Having drank the koolaid, I am hopeful for great things. Eventually. In the meantime I need to manage my expectations!
Having lived in San Diego for 15 years, I know how streets are set out, road marking conventions and driver behaviour. They are all very different from my experience of French, German, Italian and UK roads. In the UK, city driving needs a lot of driver eye contact. Passing on city streets lined with parked cars requires regular driving against oncoming traffic on trust that those drivers will pull in to a gap to let me pass.... while also expecting the same of me. Towns and villages in rural France and Italy hardly have room for one car to squeeze through in places. Roundabouts. Well, in the UK I reckon most drivers know of at least one and probably several multi-lane, multi-road roundabout that a) they don't really get how the road layout and lanes are supposed to work and b) hate driving on and may be scared of! And roundabouts range from a worn out smudge of paint to a full art installation 20 feet high or even multiple small roundabouts set out around one or more larger central roundabout.... and roundabouts are everywhere.
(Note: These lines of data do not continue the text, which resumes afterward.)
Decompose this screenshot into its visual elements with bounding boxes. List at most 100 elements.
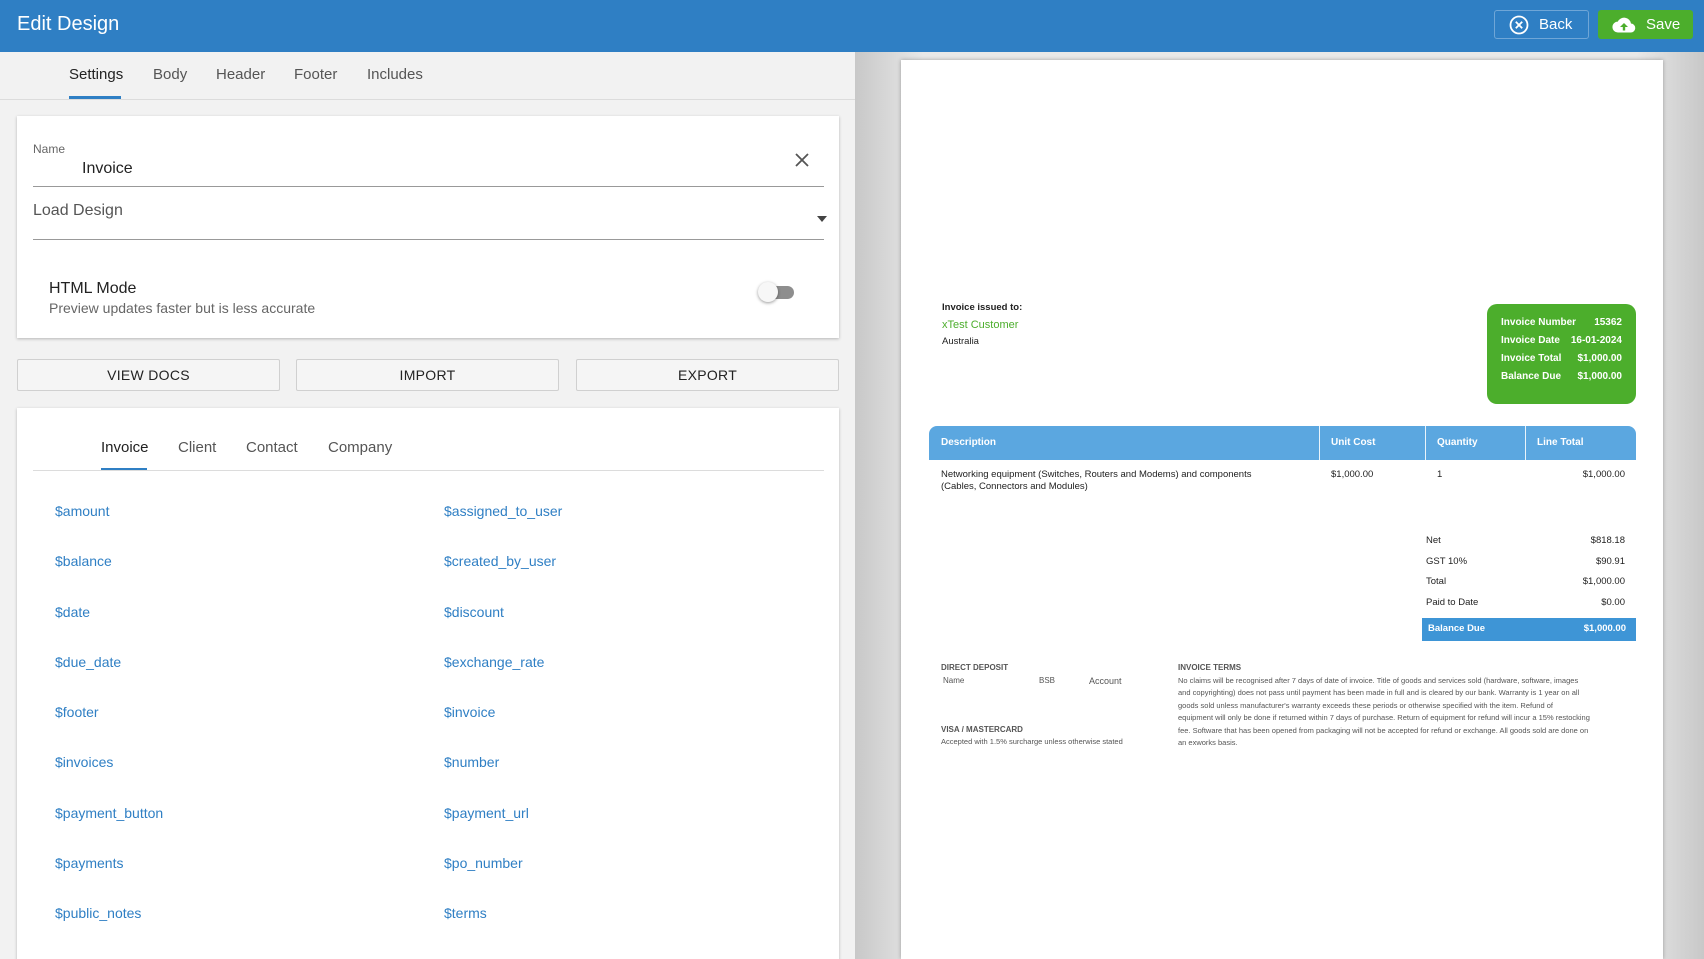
variable-link[interactable]: $payment_button [55, 805, 163, 821]
preview-pane[interactable]: Invoice issued to: xTest Customer Austra… [855, 52, 1704, 959]
page-title: Edit Design [17, 13, 120, 35]
name-field[interactable]: Invoice [82, 160, 133, 178]
item-line-total: $1,000.00 [1582, 469, 1625, 480]
variable-link[interactable]: $invoice [444, 704, 495, 720]
terms-line: equipment will only be done if returned … [1178, 713, 1590, 722]
totals-value: $90.91 [1595, 556, 1625, 567]
invoice-terms-label: INVOICE TERMS [1178, 663, 1242, 672]
variable-link[interactable]: $po_number [444, 855, 523, 871]
terms-line: fee. Software that has been opened from … [1178, 726, 1589, 735]
balance-due-value: $1,000.00 [1583, 623, 1626, 634]
back-button[interactable]: Back [1494, 10, 1589, 39]
tab-body[interactable]: Body [153, 66, 187, 83]
table-header-cell: Line Total [1537, 437, 1584, 448]
tab-invoice-variables[interactable]: Invoice [101, 439, 149, 456]
item-description: Networking equipment (Switches, Routers … [941, 469, 1252, 480]
html-mode-subtitle: Preview updates faster but is less accur… [49, 300, 316, 316]
direct-deposit-label: DIRECT DEPOSIT [941, 663, 1009, 672]
save-button[interactable]: Save [1598, 10, 1693, 39]
totals-label: Total [1426, 576, 1447, 587]
variables-card: Invoice Client Contact Company $amount $… [17, 408, 839, 959]
load-design-underline [33, 239, 824, 240]
deposit-account-label: Account [1089, 676, 1122, 686]
info-label: Balance Due [1501, 371, 1562, 382]
view-docs-button[interactable]: VIEW DOCS [17, 359, 280, 391]
variable-tabs-divider [33, 470, 824, 471]
html-mode-title: HTML Mode [49, 280, 137, 297]
info-label: Invoice Total [1501, 353, 1562, 364]
name-field-underline [33, 186, 824, 187]
toggle-knob [758, 282, 778, 302]
info-value: $1,000.00 [1577, 371, 1623, 382]
tab-settings[interactable]: Settings [69, 66, 123, 83]
variable-link[interactable]: $invoices [55, 754, 113, 770]
variable-link[interactable]: $amount [55, 503, 109, 519]
client-name: xTest Customer [942, 319, 1019, 331]
info-value: 16-01-2024 [1570, 335, 1622, 346]
clear-icon[interactable] [792, 150, 812, 170]
top-app-bar: Edit Design Back Save [0, 0, 1704, 52]
tab-includes[interactable]: Includes [367, 66, 423, 83]
design-settings-panel: Settings Body Header Footer Includes Nam… [0, 52, 855, 959]
invoice-info-box: Invoice Number 15362 Invoice Date 16-01-… [1487, 304, 1636, 404]
issued-to-label: Invoice issued to: [942, 302, 1023, 313]
design-tabs: Settings Body Header Footer Includes [0, 52, 855, 100]
terms-line: and copyrighting) does not pass until pa… [1178, 688, 1580, 697]
table-header-divider [1319, 426, 1320, 460]
export-button[interactable]: EXPORT [576, 359, 839, 391]
close-circle-icon [1509, 15, 1529, 34]
settings-card: Name Invoice Load Design HTML Mode Previ… [17, 116, 839, 338]
table-header-cell: Description [941, 437, 997, 448]
back-button-label: Back [1539, 16, 1573, 33]
visa-mastercard-label: VISA / MASTERCARD [941, 725, 1023, 734]
tab-header[interactable]: Header [216, 66, 265, 83]
table-header-cell: Unit Cost [1331, 437, 1376, 448]
terms-line: No claims will be recognised after 7 day… [1178, 676, 1579, 685]
terms-line: goods sold unless manufacturer's warrant… [1178, 701, 1553, 710]
variable-link[interactable]: $payments [55, 855, 123, 871]
item-quantity: 1 [1437, 469, 1443, 480]
import-button[interactable]: IMPORT [296, 359, 559, 391]
load-design-select[interactable]: Load Design [33, 202, 123, 220]
tab-client-variables[interactable]: Client [178, 439, 216, 456]
chevron-down-icon[interactable] [817, 216, 827, 222]
tab-contact-variables[interactable]: Contact [246, 439, 298, 456]
variable-link[interactable]: $exchange_rate [444, 654, 544, 670]
info-value: 15362 [1594, 317, 1622, 328]
variable-link[interactable]: $payment_url [444, 805, 529, 821]
variable-link[interactable]: $date [55, 604, 90, 620]
balance-due-row: Balance Due $1,000.00 [1422, 618, 1636, 641]
variable-link[interactable]: $number [444, 754, 499, 770]
variable-link[interactable]: $public_notes [55, 905, 141, 921]
invoice-preview-page: Invoice issued to: xTest Customer Austra… [901, 60, 1663, 959]
table-header-divider [1525, 426, 1526, 460]
item-description-continued: (Cables, Connectors and Modules) [941, 481, 1088, 492]
variable-link[interactable]: $created_by_user [444, 553, 556, 569]
variable-link[interactable]: $terms [444, 905, 487, 921]
variable-link[interactable]: $footer [55, 704, 99, 720]
item-unit-cost: $1,000.00 [1331, 469, 1374, 480]
name-field-label: Name [33, 142, 66, 156]
info-value: $1,000.00 [1577, 353, 1623, 364]
variable-link[interactable]: $due_date [55, 654, 121, 670]
totals-value: $818.18 [1590, 535, 1625, 546]
variable-link[interactable]: $discount [444, 604, 504, 620]
totals-value: $0.00 [1601, 597, 1625, 608]
variable-link[interactable]: $balance [55, 553, 112, 569]
balance-due-label: Balance Due [1428, 623, 1486, 634]
table-header-divider [1425, 426, 1426, 460]
active-tab-indicator [69, 96, 121, 99]
tab-company-variables[interactable]: Company [328, 439, 392, 456]
totals-label: Net [1426, 535, 1441, 546]
deposit-name-label: Name [943, 676, 965, 685]
totals-label: GST 10% [1426, 556, 1468, 567]
info-label: Invoice Date [1501, 335, 1560, 346]
totals-label: Paid to Date [1426, 597, 1479, 608]
save-button-label: Save [1646, 16, 1681, 33]
visa-mastercard-text: Accepted with 1.5% surcharge unless othe… [941, 737, 1123, 746]
table-header-cell: Quantity [1437, 437, 1478, 448]
tab-footer[interactable]: Footer [294, 66, 337, 83]
client-country: Australia [942, 336, 979, 347]
variable-link[interactable]: $assigned_to_user [444, 503, 562, 519]
html-mode-toggle[interactable] [758, 282, 794, 302]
Toll booths.... 2 freeway lanes with markings (in France) turn into 200 feet wide unmarked tarmac with 20 toll booths, manned, unmanned, electronic payment.
Many streets rely on reflective markers on posts to highlight edges of the street, sharp turns, etc. Auto headlights can't identify the reflection as not being a car coming towards you so turn on and off high beam.
Bus lanes, cycle lanes, zebra crossings.... I mean the list goes on and on. And these car movements are between zero and 10 mph where the car already struggles to make smooth sensible motions. The constant contact with the eye of pedestrians and other road users needed to navigate intersections safely and negotiate passage.
Conventions like flashing headlights can have completely opposite meanings in different circumstances.
In France it is common to leave a turn signal flashing as you drive along in the passing lane on a freeway to say (as only the French can do) 'get out of the way, I'm more important than you!' But it does also signify that the driver intends passing some more cars before maybe pulling in to a slower lane.
This is all fundamental to basic driving on city streets an freeways but not handled in AP at all so far.